Ah yea but with two cards it would still be the same right? I mean it is working as its like i have 1 huge widescreen desktop. And maybe this is the way everyones works but seems kinda crappy to me how everything i open is centered between the two of them so for example videos in media player are cut in half, each half on either monitor. Any alerts/windows that popup are split between the two monitors ect. I want everything to open and work as it did with a single monitor, just opening on my primary monitor. And then id just use my seccond monitor as extra space for more windows if needbe.

And yes im definately going to look into building my own computer once i finish paying off dell (ARGHHH!!!) i got the stupid no down payment computer and was making payments of 26$ a month and never recieved a statement, 2 months ago i finally recieved my first statement and i had paid off a grandtotal of 56$ off of my financing. 
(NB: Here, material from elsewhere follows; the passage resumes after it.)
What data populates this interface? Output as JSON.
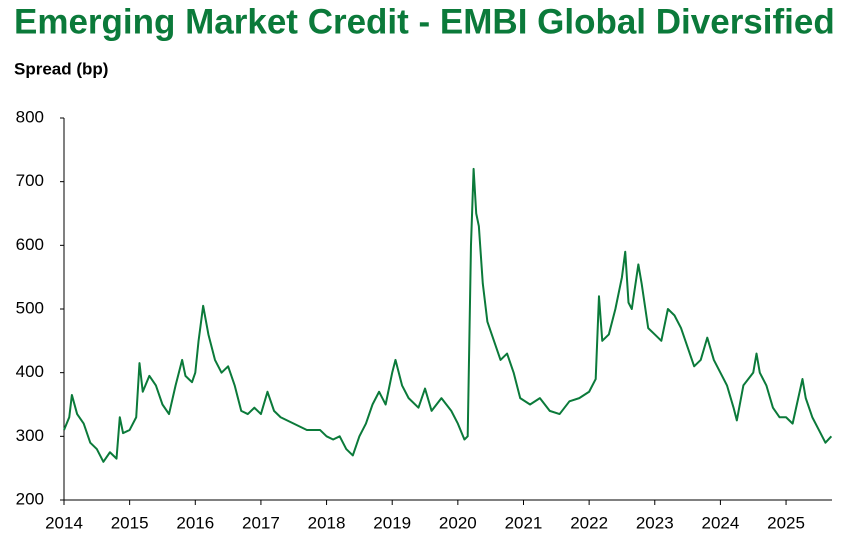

Apparently 22$ of my payment simply went to the interest i was incurring lol. Had i known this i would have paid for it flat out, didnt realize i was gettin hosed with that high of an interest rate. Damn you dell!!!


----------



## McNinja (Jun 22, 2008)

whoa, whoa, maybe this'll cheer you up. I hope you have better luck with your computer buying skillzzz(Z for +5 skills in buying stuff)
http://www.youtube.com/watch?v=xOYjtSumBRo


----------



## magnethead (Mar 18, 2006)

stressfreesoul said:


> Not on the 6200, I have one, it doesn't support dual view (two monitors, with seperate resolutions and attributes).
> The 6600GT supports this (only just). I suggest an upgrade if you want a decent multiple monitor setup.


I'm finding posts on google that it does? 

Not sure if it requires multimon, but it should support dual view?


----------



## stressfreesoul (Mar 17, 2008)

Really? Im gonna prod mine then. All I read is it doesn't. I'll get back to you NSH08.


----------



## NeedSomeHelp08 (Jul 27, 2008)

Alright, well if you find out it does lemme know. This is frustrating as hell , trying to watch movies suckkkksss.


----------



## magnethead (Mar 18, 2006)

i dont know what card we have in our church's computer, it's an nvidia PCIe card that doesn't need any auxilary power. Not sure if it's a 6200 or not. 

anywho, it gets very finicky for dualview. projector has to be turned on before computer, and if the projector's cable isn't oriented right (i think it has a short), it will show all options except dualview. S full shut down and restart with the cable moved alittle nets the dualview option back.


----------